Today (Tuesday) is that last day to weigh in on the Pike Pine Renaissance through the partnership-designed project’s online open house.
The vision has been developed over years by Waterfront Seattle, the City of Seattle and the Downtown Seattle Association. The planned project will be funded by a combination of donations, a local improvement district, and government funding. The city has already started testing some of the elements of the plan, including protected bike lanes and expanded public space in front of the 3rd/Pine entrance to Westlake Station.
The vision for the stretches of Pike and Pine from 2nd Ave to Melrose includes a big increase in the number of trees and other greenery along the corridor, much wider sidewalks, bus lanes and protected bike lanes.
This plan is pretty incredible. It is an immense reimagining of these special Seattle streets as places for people, not just pipes for moving cars like they can feel today.
The plan should develop a better solution for people biking through the brick-paved section of Pine between 5th and 4th Avenues. The city’s pilot bike lane is currently testing whether the bike lane and general traffic can safety and comfortably merge into this mixed space, and it’s not working. There needs to be some kind of separation between people biking and people driving cars and buses. Or the plan could make this block car-free. The brick paving does not magically make mixing people biking and busy traffic a comfortable experience.
I also hope the plan closely studies ways to make sure a switch to one-way streets between 9th and Melrose does not encourage speeding and make it more dangerous to cross the street on foot. Having two lanes in the same direction dramatically reduces the likelihood that both people driving in the two lanes will stop for a person crossing the street on foot (AKA a “multiple threat“), a problem the plan should be looking to mitigate. For example, one of the two lanes could be bus-only, or bus-only during peak hours and parking (or public space) off-peak.

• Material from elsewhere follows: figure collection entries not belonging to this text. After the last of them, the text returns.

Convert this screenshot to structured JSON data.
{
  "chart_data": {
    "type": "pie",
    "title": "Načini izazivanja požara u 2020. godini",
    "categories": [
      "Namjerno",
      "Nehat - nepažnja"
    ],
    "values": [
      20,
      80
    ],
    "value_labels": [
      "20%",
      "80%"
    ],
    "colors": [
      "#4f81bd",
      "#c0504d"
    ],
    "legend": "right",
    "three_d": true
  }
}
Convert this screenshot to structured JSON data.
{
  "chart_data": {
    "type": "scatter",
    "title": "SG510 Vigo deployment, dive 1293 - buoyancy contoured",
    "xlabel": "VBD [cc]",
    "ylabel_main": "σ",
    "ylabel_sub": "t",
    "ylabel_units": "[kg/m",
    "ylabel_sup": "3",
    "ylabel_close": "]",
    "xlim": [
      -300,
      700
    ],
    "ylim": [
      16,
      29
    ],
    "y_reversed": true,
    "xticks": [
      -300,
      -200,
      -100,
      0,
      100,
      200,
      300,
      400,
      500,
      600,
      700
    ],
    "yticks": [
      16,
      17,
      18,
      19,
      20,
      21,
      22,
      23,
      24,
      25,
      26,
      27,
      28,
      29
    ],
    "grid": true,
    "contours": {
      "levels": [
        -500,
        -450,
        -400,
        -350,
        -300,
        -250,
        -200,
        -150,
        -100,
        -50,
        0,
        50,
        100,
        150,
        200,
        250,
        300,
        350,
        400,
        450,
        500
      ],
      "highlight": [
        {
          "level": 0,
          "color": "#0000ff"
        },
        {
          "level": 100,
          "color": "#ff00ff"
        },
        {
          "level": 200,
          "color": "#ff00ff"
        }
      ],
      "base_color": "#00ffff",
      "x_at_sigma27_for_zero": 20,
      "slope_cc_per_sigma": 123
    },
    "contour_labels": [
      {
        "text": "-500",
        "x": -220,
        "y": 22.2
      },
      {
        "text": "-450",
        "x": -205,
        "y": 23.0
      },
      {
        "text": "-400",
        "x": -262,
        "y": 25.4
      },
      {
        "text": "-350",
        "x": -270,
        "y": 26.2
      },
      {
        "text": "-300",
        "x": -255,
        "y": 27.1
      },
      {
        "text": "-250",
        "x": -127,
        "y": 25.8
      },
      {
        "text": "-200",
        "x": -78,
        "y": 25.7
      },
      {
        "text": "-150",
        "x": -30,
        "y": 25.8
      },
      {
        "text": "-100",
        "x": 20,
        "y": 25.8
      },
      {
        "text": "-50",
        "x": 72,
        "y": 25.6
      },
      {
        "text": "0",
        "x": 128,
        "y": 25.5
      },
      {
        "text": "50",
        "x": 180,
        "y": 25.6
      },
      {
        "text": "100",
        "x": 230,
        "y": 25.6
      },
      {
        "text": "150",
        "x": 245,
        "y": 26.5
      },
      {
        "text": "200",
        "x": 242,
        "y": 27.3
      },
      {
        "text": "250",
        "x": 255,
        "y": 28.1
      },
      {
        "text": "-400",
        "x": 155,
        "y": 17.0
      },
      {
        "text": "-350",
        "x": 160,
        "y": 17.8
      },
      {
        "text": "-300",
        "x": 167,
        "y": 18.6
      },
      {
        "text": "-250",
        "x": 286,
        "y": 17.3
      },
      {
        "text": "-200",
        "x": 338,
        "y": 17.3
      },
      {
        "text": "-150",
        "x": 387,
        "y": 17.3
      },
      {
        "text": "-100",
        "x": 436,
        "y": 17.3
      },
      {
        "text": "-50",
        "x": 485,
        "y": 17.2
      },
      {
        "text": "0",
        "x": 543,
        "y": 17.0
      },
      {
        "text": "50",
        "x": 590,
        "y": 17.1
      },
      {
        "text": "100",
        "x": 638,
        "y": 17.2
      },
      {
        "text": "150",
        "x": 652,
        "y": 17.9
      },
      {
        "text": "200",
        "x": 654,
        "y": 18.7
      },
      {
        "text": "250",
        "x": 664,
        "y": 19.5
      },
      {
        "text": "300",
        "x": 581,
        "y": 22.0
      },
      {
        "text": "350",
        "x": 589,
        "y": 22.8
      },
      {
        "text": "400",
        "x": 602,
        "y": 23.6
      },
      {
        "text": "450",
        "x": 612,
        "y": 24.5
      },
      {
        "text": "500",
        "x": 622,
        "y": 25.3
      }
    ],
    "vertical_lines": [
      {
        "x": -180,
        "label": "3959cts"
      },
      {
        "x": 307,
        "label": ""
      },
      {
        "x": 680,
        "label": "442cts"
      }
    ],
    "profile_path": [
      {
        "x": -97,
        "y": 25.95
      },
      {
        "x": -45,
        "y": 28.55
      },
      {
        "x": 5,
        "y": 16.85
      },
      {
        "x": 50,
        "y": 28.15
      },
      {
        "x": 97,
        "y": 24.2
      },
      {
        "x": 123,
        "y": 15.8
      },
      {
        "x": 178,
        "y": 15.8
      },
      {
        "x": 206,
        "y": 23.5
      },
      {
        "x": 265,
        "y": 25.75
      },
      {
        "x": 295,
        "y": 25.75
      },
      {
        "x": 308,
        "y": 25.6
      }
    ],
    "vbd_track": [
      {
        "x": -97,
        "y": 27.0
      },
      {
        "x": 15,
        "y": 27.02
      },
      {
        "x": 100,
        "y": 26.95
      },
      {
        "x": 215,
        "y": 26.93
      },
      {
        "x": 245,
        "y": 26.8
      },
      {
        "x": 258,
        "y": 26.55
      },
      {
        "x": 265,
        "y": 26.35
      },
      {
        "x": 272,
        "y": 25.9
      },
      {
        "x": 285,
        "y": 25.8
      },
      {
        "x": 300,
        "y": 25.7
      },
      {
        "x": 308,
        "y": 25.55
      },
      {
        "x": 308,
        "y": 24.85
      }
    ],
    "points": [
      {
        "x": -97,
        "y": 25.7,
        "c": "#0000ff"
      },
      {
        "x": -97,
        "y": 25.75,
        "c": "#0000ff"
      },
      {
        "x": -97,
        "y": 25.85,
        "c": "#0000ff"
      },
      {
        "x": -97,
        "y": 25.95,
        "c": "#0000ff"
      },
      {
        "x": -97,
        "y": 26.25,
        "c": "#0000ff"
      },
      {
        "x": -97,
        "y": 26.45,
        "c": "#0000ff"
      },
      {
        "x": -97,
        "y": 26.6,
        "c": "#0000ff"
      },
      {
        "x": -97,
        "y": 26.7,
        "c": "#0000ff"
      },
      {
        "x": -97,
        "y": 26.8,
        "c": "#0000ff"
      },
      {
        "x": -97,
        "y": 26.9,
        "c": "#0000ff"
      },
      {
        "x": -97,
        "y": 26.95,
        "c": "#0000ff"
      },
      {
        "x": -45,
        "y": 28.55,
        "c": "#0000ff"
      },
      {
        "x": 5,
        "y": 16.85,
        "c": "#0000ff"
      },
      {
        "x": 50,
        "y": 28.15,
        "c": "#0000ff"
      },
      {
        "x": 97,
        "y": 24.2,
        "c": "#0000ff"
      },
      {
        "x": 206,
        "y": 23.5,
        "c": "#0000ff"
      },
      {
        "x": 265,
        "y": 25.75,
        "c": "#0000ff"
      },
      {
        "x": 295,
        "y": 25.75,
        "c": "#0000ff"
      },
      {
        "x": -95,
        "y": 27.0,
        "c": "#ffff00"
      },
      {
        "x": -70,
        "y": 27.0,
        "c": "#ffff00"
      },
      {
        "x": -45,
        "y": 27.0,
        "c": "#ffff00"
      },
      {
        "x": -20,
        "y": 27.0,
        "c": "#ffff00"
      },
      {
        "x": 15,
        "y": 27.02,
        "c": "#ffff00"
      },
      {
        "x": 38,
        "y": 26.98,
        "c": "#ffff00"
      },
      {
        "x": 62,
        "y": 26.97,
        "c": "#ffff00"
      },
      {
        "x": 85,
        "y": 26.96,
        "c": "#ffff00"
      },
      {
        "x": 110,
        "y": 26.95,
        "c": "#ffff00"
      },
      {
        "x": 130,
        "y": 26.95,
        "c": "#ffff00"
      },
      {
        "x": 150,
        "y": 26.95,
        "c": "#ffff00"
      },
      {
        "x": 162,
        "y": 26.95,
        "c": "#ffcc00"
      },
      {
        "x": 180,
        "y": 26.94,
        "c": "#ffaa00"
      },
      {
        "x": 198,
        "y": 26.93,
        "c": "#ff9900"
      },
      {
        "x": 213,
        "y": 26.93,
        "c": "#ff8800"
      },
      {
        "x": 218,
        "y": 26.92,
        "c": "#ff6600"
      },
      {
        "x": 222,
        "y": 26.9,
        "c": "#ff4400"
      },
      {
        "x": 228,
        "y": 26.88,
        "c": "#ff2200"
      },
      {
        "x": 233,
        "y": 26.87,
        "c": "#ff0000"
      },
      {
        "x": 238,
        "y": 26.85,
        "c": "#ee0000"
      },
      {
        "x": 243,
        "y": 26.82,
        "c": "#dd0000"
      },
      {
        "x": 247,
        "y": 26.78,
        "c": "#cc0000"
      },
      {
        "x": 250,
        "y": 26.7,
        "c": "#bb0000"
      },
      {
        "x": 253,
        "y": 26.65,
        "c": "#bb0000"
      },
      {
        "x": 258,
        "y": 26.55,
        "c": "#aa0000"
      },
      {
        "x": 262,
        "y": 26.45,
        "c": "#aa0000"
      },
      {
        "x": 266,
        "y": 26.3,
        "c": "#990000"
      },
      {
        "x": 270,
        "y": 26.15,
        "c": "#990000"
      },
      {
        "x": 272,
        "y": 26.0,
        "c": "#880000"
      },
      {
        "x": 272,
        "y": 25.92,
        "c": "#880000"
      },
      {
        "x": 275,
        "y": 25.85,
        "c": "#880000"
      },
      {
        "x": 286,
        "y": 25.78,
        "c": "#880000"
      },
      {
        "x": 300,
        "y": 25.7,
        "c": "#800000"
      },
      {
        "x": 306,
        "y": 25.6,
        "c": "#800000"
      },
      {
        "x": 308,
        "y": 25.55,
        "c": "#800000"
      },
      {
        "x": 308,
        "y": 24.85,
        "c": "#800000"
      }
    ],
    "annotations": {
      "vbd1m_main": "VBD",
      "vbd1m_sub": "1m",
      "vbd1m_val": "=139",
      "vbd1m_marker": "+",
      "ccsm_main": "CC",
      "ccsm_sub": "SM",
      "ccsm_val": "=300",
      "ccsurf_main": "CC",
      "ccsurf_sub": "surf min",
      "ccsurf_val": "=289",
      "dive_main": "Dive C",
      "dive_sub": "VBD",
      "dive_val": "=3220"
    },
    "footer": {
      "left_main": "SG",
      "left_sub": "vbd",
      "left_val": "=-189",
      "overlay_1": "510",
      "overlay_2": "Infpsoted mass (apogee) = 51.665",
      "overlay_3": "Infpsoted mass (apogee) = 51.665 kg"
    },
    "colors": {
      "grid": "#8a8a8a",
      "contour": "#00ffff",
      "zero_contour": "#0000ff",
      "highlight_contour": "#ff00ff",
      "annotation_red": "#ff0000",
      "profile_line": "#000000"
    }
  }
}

Here’s a top-down look at the current design:
And some hot before-and-after action:
You can see more of the design and leave your comments on the online open house.
Comments
8 responses to “Last chance to weigh in on the visionary Pike Pine Renaissance plan”
I wish we could also have a two way bike lane through Pike Place Market on Pike Place between Pike and Virginia Streets. We have a great safe bike lane up Western now that connects the Waterfront to the Market and downtown, but when you get to Virginia Street you are faced with a very steep cobblestone hill to get into the downtown area, or you can try to fight your way contra traffic on the less steep cobblestones of Pike Place to connect with the Pike Street corridor. The latter option is not really safe or legal. This stretch through the Market needs an option for bikes to improve citywide connectivity.
Sdot’s new bike lane on Pine St. is a big disappointment. Is anybody actually going to go through the trouble of cutting all the way over to the left to go two two blocks, just to merge with general traffic passing you on the right? I wouldn’t, and considering that you have to already be comfortable biking in traffic just to get to 8th/Pine, not many others would either.
This notion of expecting bikers to constantly shift from left to right every couple of blocks, as bike facilities start and end has got to stop.
We need bike lanes that are on the right, and continuous throughout the length of the street.
Exactly! Once again, I’m wondering if the people that design these things have actually tried to ride a bike on these streets.
Where can I view diagrams of the street layouts, not the pretty renderings that are next to impossible to decipher. I would like to comment but I don’t feel I know enough at this point.
Apparently the online open house doesn’t go until midnight- I started the comment process, but the open house website was taken down midway, around 5:20pm.
To me the amazing thing about the brick-paved section on Pine is that the crosswalks are unmarked. I guess when there was a decision to put cars on what was designed as a pedestrian street, there was no corresponding decision to apply crosswalk markings on top of the brick.
Worse, the “Pike Pine Renaissance” plan includes the removal of crosswalk markings from the whole corridor. There are instead “signature” crosswalks consisting of a different stone treatment but without the recognizable white markings. I doubt the visibility and effectiveness of “signature” crosswalks especially in poor light and weather conditions. I left a comment on this at the open house at the convention center.
I support the plan so long as Pike is a one way street eastbound and Pine a one way street westbound with both streets having two lanes for general purpose traffic. But, the project should also include resurfacing Bellevue Avenue which will take on even more bus traffic (rerouting Routes 11 & 49) as a result of the one way streets.
the corridor does not end at Melrose; the plans have to take that into account. there is two-way electric trolley bus overhead on Pine Street east of Bellevue Avenue East; there is no overhead on Pike Street. the bike emphasis should be on Pike Street away from transit; the transit emphasis should be on Pine Street away from bikes. Transit should be next to the transit tunnel stations for shorter transfer walks. Should the curb bulb on Pine Street just west of 5th Avenue be taken out? Should Pine Street between 4th and 5th avenues be bike, ped, and transit only? Will the single lane alignments on Pine and Pike streets between 2nd and 3rd avenues lead to gridlock? Parking?